Topshop is working with start-ups in every area of its business, from marketing and in-store tech through to creating new products.
Like its competitors, the retailer has been quick to use catch-all terms like ‘innovation hub’ and 'accelerator schemes' to describe its efforts but unlike others it’s not in aid of facilitating the longed-for ‘learn fast, fail fast’ attitude. Instead Topshop, whist fully aware of the importance of being a nimble organisation, is being more considered, cautious and altogether slower in its approach to working with start-ups. Perhaps surprising given its reputation as a leading digital retailer.
It’s an impressive stance given the state of the high street; you need look no further than its former sister-brand BHS to see the effects of not moving quickly with the times. Whilst some retailers – spooked by the rhetoric of what happens to brands that fail to innovate – will readily commit to finding a start-up, embracing the tech and getting it into stores (even if that means putting something out that consumers aren’t ready for), Topshop is steadfast in its belief that it will move as fast or as slow as the customer does.

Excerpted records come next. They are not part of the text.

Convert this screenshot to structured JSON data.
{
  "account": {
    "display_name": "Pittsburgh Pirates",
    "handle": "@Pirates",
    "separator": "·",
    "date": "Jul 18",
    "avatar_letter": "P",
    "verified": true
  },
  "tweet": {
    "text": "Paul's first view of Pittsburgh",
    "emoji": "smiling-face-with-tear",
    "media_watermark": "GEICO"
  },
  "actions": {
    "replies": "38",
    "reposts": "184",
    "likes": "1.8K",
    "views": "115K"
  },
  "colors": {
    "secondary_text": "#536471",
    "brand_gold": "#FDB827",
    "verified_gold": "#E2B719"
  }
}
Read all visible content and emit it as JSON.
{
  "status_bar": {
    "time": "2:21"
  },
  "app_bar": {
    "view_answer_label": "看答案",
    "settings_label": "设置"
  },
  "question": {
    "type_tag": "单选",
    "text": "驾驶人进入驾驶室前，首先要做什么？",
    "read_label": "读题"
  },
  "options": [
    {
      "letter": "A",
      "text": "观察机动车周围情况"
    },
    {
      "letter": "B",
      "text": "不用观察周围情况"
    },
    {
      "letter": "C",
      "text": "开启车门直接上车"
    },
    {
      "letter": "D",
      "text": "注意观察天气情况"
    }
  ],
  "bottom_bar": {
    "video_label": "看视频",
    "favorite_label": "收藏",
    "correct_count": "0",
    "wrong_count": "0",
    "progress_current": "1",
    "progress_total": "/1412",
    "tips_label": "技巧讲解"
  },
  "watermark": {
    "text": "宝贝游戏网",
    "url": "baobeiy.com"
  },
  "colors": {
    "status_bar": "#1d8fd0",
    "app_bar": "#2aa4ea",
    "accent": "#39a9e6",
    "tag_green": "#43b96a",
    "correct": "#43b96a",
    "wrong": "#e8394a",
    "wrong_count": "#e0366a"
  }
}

Take its recently revealed 'Top Pitch' innovation programme which aims to find start-ups it can work with in the wearable tech space. It has the backing of top boss Sir Philip Green and a plethora of other experts in the business on hand to help the fledging companies coming through its doors to make their wares ready for the Topshop customer. Indeed, there's no doubt that it wants to crack a space still mired by those early and ill-conceived promises of phone-charging trousers or Internet-enabled t-shirts that to this day remain very “gimmicky”. But technology is changing exponentially and it might not be able to find the right start-up for the right venture. This is a just the start as far as Topshop is concerned.
“We’ve have had our eye on wearables for some time. It still hasn’t reached any adoption state and is still quite gimmicky,” global marketing and communications director Sheena Sauvaire told The Drum, admitting that any start-up with an idea will likely need a lot of work to get it customer ready.

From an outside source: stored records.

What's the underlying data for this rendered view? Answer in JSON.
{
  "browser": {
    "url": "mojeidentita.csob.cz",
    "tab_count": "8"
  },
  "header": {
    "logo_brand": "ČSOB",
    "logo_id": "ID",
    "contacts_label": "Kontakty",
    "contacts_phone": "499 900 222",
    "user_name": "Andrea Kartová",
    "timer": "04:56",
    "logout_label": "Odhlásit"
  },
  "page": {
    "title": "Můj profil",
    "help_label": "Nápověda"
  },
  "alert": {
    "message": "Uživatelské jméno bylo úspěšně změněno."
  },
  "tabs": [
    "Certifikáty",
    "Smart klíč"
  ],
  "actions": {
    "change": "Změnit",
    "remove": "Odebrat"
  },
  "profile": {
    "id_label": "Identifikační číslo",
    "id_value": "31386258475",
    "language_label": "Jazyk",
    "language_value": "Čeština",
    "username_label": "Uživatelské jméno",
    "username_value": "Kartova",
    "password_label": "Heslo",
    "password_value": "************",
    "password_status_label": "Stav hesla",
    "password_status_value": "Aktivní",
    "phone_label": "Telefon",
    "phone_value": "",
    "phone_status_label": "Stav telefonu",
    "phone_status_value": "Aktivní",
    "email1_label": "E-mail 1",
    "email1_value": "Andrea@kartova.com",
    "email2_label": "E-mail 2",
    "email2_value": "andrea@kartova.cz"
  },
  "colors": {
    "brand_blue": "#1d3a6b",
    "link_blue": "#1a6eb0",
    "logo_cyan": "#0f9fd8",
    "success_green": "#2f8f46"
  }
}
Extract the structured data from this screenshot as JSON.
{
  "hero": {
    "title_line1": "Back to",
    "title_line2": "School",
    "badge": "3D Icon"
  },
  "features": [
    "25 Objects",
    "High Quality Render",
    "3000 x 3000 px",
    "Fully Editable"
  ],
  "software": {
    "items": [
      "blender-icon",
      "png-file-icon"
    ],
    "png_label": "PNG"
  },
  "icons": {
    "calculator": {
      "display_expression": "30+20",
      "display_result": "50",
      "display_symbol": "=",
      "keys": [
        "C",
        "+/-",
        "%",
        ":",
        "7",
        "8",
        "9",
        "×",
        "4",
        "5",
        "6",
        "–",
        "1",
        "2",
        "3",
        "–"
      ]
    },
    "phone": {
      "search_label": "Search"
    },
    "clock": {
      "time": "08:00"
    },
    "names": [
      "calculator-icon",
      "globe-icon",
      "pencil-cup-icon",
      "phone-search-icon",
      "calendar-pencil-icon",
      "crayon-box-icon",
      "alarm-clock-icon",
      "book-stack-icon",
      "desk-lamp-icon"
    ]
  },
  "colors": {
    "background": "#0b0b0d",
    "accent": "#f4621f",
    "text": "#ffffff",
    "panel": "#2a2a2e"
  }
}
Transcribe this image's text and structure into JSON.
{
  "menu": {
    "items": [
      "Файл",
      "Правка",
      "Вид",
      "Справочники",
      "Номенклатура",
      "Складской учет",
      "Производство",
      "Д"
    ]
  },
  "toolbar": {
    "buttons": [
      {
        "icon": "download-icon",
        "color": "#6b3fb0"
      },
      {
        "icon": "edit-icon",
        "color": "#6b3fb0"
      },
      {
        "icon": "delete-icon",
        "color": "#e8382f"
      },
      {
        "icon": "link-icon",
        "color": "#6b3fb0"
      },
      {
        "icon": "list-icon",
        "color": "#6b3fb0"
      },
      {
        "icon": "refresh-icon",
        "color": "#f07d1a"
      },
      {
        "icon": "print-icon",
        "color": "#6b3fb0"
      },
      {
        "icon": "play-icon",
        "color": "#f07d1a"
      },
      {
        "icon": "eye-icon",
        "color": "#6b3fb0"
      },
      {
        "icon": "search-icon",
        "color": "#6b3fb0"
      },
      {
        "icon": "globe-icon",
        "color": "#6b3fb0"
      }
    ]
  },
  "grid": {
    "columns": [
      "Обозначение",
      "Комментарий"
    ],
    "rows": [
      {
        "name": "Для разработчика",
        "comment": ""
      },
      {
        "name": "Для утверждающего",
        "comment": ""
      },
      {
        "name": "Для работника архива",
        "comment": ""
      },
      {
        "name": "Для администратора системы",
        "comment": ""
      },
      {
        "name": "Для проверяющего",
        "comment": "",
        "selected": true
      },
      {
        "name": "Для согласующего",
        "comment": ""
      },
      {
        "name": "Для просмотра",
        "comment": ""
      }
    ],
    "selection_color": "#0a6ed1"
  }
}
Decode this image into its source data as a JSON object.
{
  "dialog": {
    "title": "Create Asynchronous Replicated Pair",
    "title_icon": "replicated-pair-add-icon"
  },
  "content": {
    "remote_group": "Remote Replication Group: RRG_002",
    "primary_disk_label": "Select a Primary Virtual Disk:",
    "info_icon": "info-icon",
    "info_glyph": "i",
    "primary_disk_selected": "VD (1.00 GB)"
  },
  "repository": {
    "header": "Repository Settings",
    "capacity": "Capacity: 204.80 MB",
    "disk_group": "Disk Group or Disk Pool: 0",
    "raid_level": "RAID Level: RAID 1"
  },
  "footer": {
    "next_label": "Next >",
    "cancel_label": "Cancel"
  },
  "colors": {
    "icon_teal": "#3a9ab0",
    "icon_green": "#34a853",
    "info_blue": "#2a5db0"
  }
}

Elsewhere in the organisation, every few months it will host a ‘Dragons Den’ style session inviting all senior stakeholders to hear from the myriad of start-ups that have got in touch. Sometimes this will result in a partnership, other times not. However, as with 'Top Pitch', the underlying message is that nothing will be forced or pushed quicker than the customer is moving.

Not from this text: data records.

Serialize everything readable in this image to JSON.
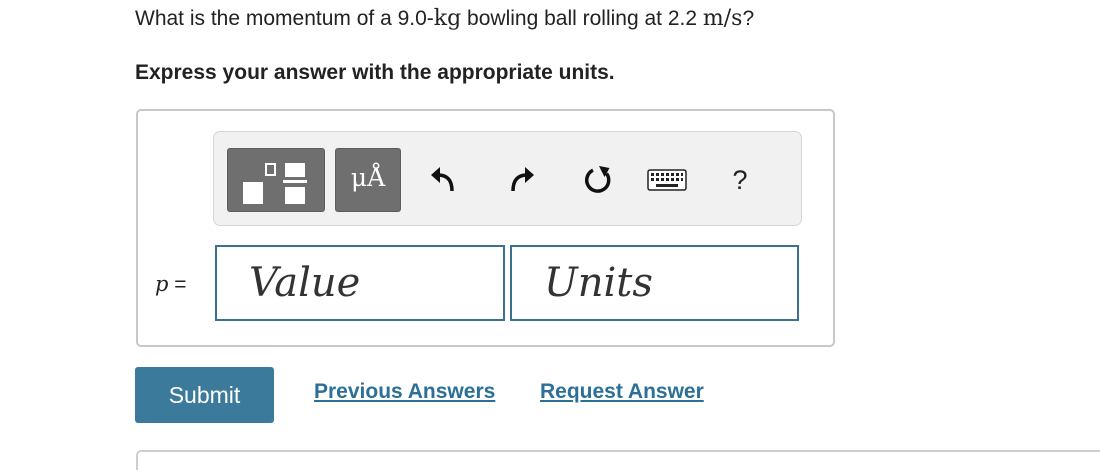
{
  "question": {
    "prefix": "What is the momentum of a 9.0-",
    "mass_unit": "kg",
    "middle": " bowling ball rolling at 2.2 ",
    "speed_unit": "m/s",
    "suffix": "?"
  },
  "instruction": "Express your answer with the appropriate units.",
  "toolbar": {
    "templates_icon": "fraction-template-icon",
    "units_label": "μÅ",
    "undo_icon": "undo-arrow-icon",
    "redo_icon": "redo-arrow-icon",
    "reset_icon": "reset-icon",
    "keyboard_icon": "keyboard-icon",
    "help_label": "?"
  },
  "answer": {
    "variable": "p",
    "equals": " =",
    "value_placeholder": "Value",
    "value_text": "",
    "units_placeholder": "Units",
    "units_text": ""
  },
  "actions": {
    "submit_label": "Submit",
    "previous_answers_label": "Previous Answers",
    "request_answer_label": "Request Answer"
  },
  "colors": {
    "accent": "#3b7a9a",
    "link": "#2c6f97",
    "toolbar_button": "#6f6f6f",
    "input_border": "#3a7190"
  }
}
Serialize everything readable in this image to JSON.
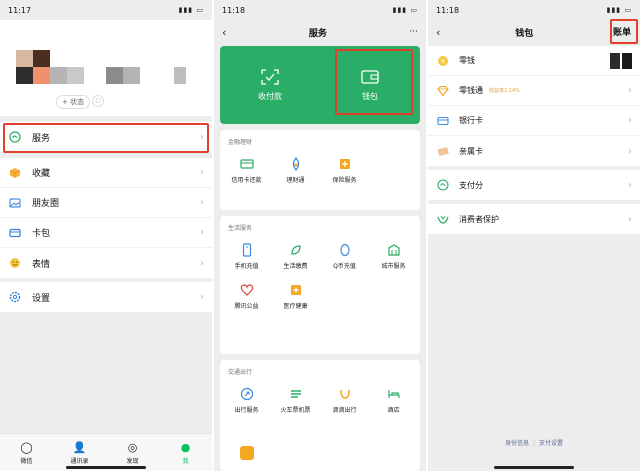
{
  "colors": {
    "wechat_green": "#07c160",
    "service_green": "#2aae67",
    "highlight_red": "#e0402c"
  },
  "screen_me": {
    "time": "11:17",
    "status_chip": "+ 状态",
    "menu_services": "服务",
    "menu_favorites": "收藏",
    "menu_moments": "朋友圈",
    "menu_cards": "卡包",
    "menu_stickers": "表情",
    "menu_settings": "设置",
    "tabs": [
      "微信",
      "通讯录",
      "发现",
      "我"
    ]
  },
  "screen_services": {
    "time": "11:18",
    "title": "服务",
    "more": "···",
    "pay_label": "收付款",
    "wallet_label": "钱包",
    "finance": {
      "title": "金融理财",
      "items": [
        "信用卡还款",
        "理财通",
        "保险服务"
      ]
    },
    "life": {
      "title": "生活服务",
      "items": [
        "手机充值",
        "生活缴费",
        "Q币充值",
        "城市服务",
        "腾讯公益",
        "医疗健康"
      ]
    },
    "travel": {
      "title": "交通出行",
      "items": [
        "出行服务",
        "火车票机票",
        "滴滴出行",
        "酒店"
      ]
    }
  },
  "screen_wallet": {
    "time": "11:18",
    "title": "钱包",
    "bill": "账单",
    "items": {
      "change": "零钱",
      "change_plus": "零钱通",
      "yield_note": "收益率2.14%",
      "bank_card": "银行卡",
      "family_card": "亲属卡",
      "pay_score": "支付分",
      "consumer_protection": "消费者保护"
    },
    "footer": {
      "identity": "身份信息",
      "sep": "|",
      "pay_settings": "支付设置"
    }
  }
}
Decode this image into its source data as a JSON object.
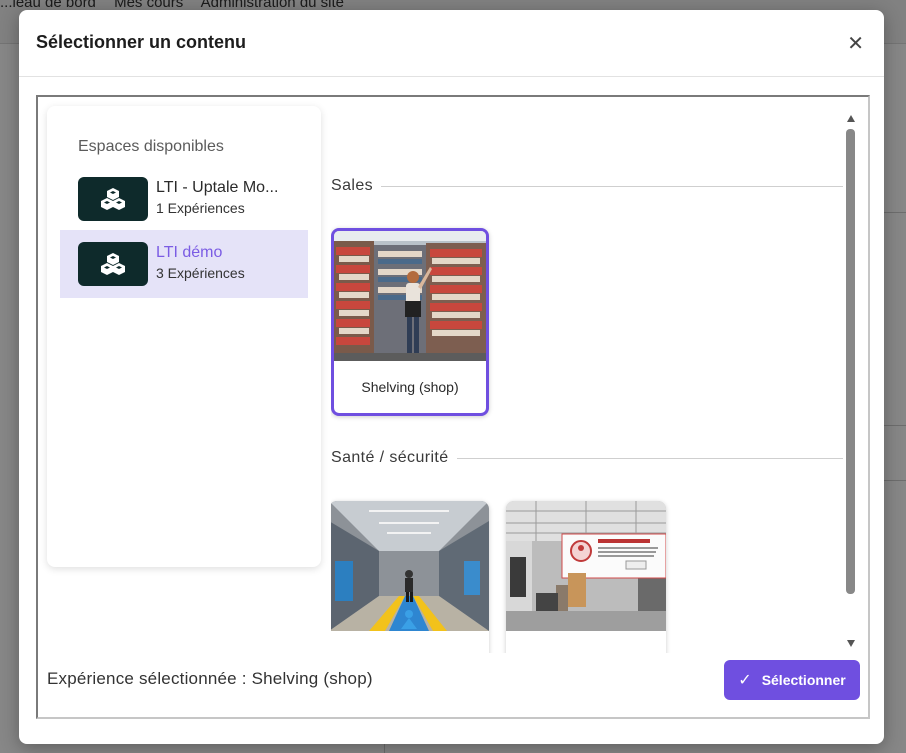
{
  "background": {
    "nav": [
      "...leau de bord",
      "Mes cours",
      "Administration du site"
    ]
  },
  "modal": {
    "title": "Sélectionner un contenu",
    "close_icon": "close-icon"
  },
  "spaces": {
    "title": "Espaces disponibles",
    "items": [
      {
        "name": "LTI - Uptale Mo...",
        "count": "1 Expériences",
        "icon": "cubes-icon",
        "active": false
      },
      {
        "name": "LTI démo",
        "count": "3 Expériences",
        "icon": "cubes-icon",
        "active": true
      }
    ]
  },
  "sections": [
    {
      "title": "Sales",
      "cards": [
        {
          "label": "Shelving (shop)",
          "selected": true
        }
      ]
    },
    {
      "title": "Santé / sécurité",
      "cards": [
        {
          "label": "",
          "selected": false
        },
        {
          "label": "",
          "selected": false
        }
      ]
    }
  ],
  "footer": {
    "selected_text": "Expérience sélectionnée : Shelving (shop)",
    "select_button": "Sélectionner"
  },
  "colors": {
    "accent": "#6f4fe0",
    "active_bg": "#e5e3f8",
    "icon_bg": "#0e2a2b"
  }
}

By the same token, it’s aware it needs to be on the front foot especially when it’s serving a demographic more demanding of an in-store experience and uncompromising on what mobile shopping should offer.
Brands are increasingly starting to think about innovation in this way, with many taking on more responsibility for the way they work with entrepreneurs to foster a sustainable way to disrupt themselves.
Topshop's marketing strategy has gone some way to embedding in customers’ minds that it’s a pioneering brand which supports what Sauvaire dubs "the new and next", giving it leeway to take its time on the bigger things. From making products on the Fashion Week catwalk available within seconds of them first being revealed to using virtual reality tech before it was the must-have tool in a marketer’s armoury, Topshop has been quick off the mark to experiment when it sees the right opportunity and continues to eschew traditional media channels in favour of digital.
“We’ve always looked at how to create really interesting content that will dive talkability and shareability,” said Sauvaire .
It’s currently reaping the benefits from being one of the first advertisers on Pinterest after launching ‘Colour Palette’ which serves up product suggestions based on the colour schemes of Pins a person has saved.
Today, Sauvaire claimed that “Pinterest is the social platform that drives the most amount of sales”.
Offline, the work with Pinterest also saw Topshop merchandisers completely rethink the way they stock its stores. While fashion trends had previously dictated the merchandising of a shop by reflecting what it was doing on Pinterest and grouping products based on colour, it was able to surface key items which would otherwise be lost, something Sauvaire said has been commercially effective.
So it’s clear that whilst Topshop’s wearable tech department might be some way off and other in-store innovations may take time to bubble to the surface, its unrelenting desire to ensure it's where customers are is keeping it on the brink of the new and next.